L’Afrique privée de médicaments collectés en Europe

Publié le 22 janvier 2009 sur OSIBouaké.org

Le Monde | 21.01.09 | 15h11 • Ouagadougou envoyée spéciale

Antibiotiques, antianémiques, médicaments intestinaux : les cartons placés sur les étagères du bureau du dispensaire Saint-Jean de l’Ordre de Malte à Ouagadougou (Burkina Faso) proviennent d’un conteneur arrivé début janvier. Une des deux cargaisons de dix tonnes que recevaient chaque année depuis des lustres les membres de l’organisation caritative dans le pays.

Ce conteneur sera le dernier, en vertu de la transposition d’une directive européenne sur les normes de qualité et de sécurité des produits de santé, qui met un terme à la distribution de médicaments non utilisés collectés dans certains pays développés. En France, cette directive a été transposée en avril 2007 et a pris effet au 1er janvier 2008.

L’accès aux médicaments de plusieurs millions de malades, principalement en Afrique, s’en trouve menacé. "Sur les 1 500 tonnes de médicaments récupérés chaque année, 2 % à 3 % étaient utilisables pour fournir des soins à un million de personnes à l’étranger", explique Alain de Tonquedec, de l’Ordre de Malte France. Ce n’est pas le cas dans d’autres pays européens, où seule la quantité nécessaire de médicaments est délivrée par les pharmaciens.

Au Burkina, la décision est vécue comme un drame. "Lors de la dernière distribution, quand nous avons dit aux responsables de centres de santé que cela allait cesser, les visages étaient catastrophés. Les réserves actuelles vont couvrir trois ou quatre mois, guère plus", raconte Paula Chamond, chargée de mission de l’Ordre de Malte.

Car ces médicaments recyclés approvisionnent une bonne partie de la trentaine de centres de santé dirigés par des congrégations religieuses, disséminés dans le pays. L’Ordre de Malte tente de contrôler la bonne utilisation des médicaments fournis avant leur date de péremption et de s’assurer que le matériel (pansements, seringues, etc.) est conservé dans de bonnes conditions.

Souvent ouverts jour et nuit, ces dispensaires sont très fréquentés. Celui de Saint-Paul a reçu l’an dernier quelque 8 500 personnes en consultation. "Quasiment personne ne voit un médecin au Burkina, ce sont les infirmiers qui assurent le travail", explique Christian Monkorou, un des trois infirmiers spécialisés que rémunère le dispensaire. Il vient prendre la relève d’une nuit et d’une matinée calmes : un cas de paludisme, une fièvre intestinale, une blessure, entre autres. Le dispensaire dispose de trois lits où les patients peuvent être perfusés. La règle est que personne ne doit repartir sans soin ni médicaments, achetés sur place.

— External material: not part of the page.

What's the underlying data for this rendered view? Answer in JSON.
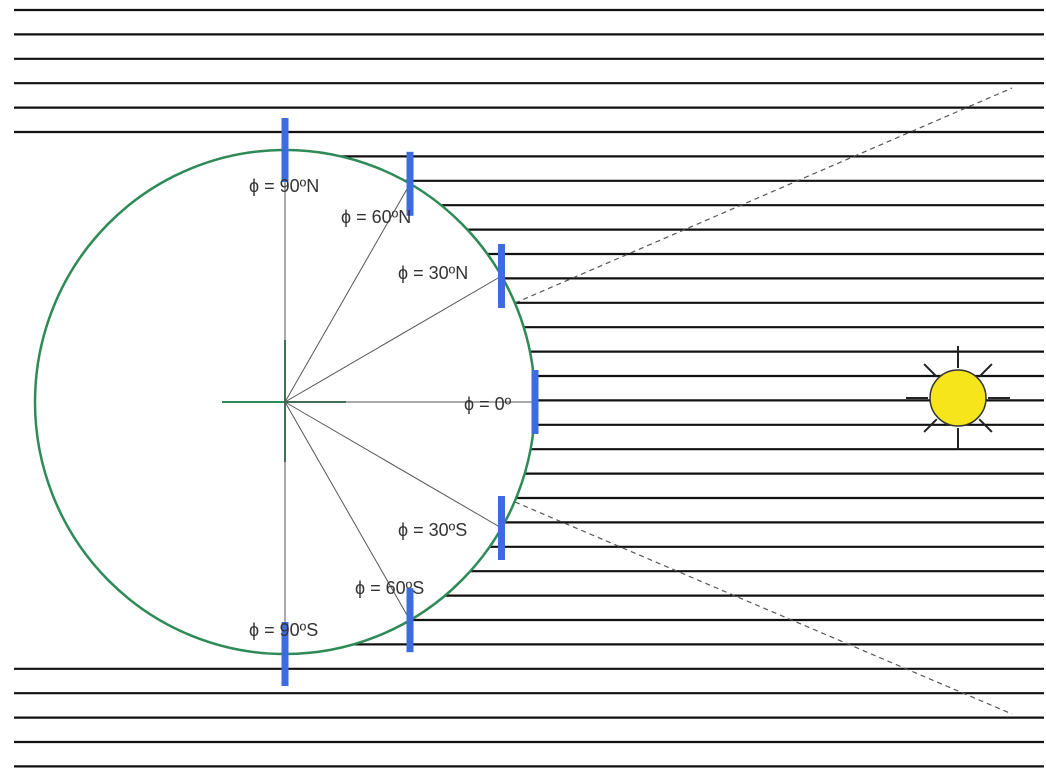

Car le dispensaire, comme tous les autres centres, ne donne pas les médicaments, il les vend : un paracétamol en sirop est vendu 500 francs CFA (moins d’un euro), des comprimés d’amoxicilline, 1 000 francs, etc. Des prix modiques au regard du "marché" où le prix d’une boîte d’antibiotiques va de 9 000 à 15 000 francs CFA.

De ce fait, la récupération des médicaments a généré une micro-économie qui se trouve aujourd’hui menacée. Leur vente permet aux centres d’en acheter d’autres, pour le traitement du paludisme, notamment. Ces sommes permettent aussi d’assurer le fonctionnement des centres gérés par les congrégations.

Comme celui de soeur Edith Kaboré de l’instruction chrétienne Saint-Gildas, qui emploie une quinzaine de personnes. "Ma grande crainte, c’est le problème des salaires", lâche cette religieuse énergique. Même problème au centre de Zignaré, à quelques kilomètres de là, qui reçoit entre 30 et 60 personnes par jour, des femmes et des enfants surtout.

La fin du recyclage aura aussi pour effet de contraindre les gens à se fournir dans la rue, une pratique répandue. "On interdit l’accès à des médicaments correctement gérés, alors que d’autres se vendent n’importe comment. Qu’on fasse confiance à nos missions !", enrage Paula Chamond.

A l’époque où il était ministre de la santé, Xavier Bertrand s’était engagé à prendre les mesures nécessaires au financement de la fourniture de médicaments. "Depuis, rien de concret n’est venu", s’indigne Alain de Tonquedec. En attendant que le gouvernement français passe aux actes, l’Ordre de Malte dit qu’il "ne laissera pas tomber les malades" et assurera la continuité de l’approvisionnement. "Mais nous ne pourrons pas indéfiniment assumer un coût évalué à près de 2 millions d’euros par an, ce serait au détriment d’autres missions sociales", met en garde Alain de Tonquedec.

Brigitte Perucca (avec Paul Benkimoun à Paris) Article paru dans l’édition du 22.01.09.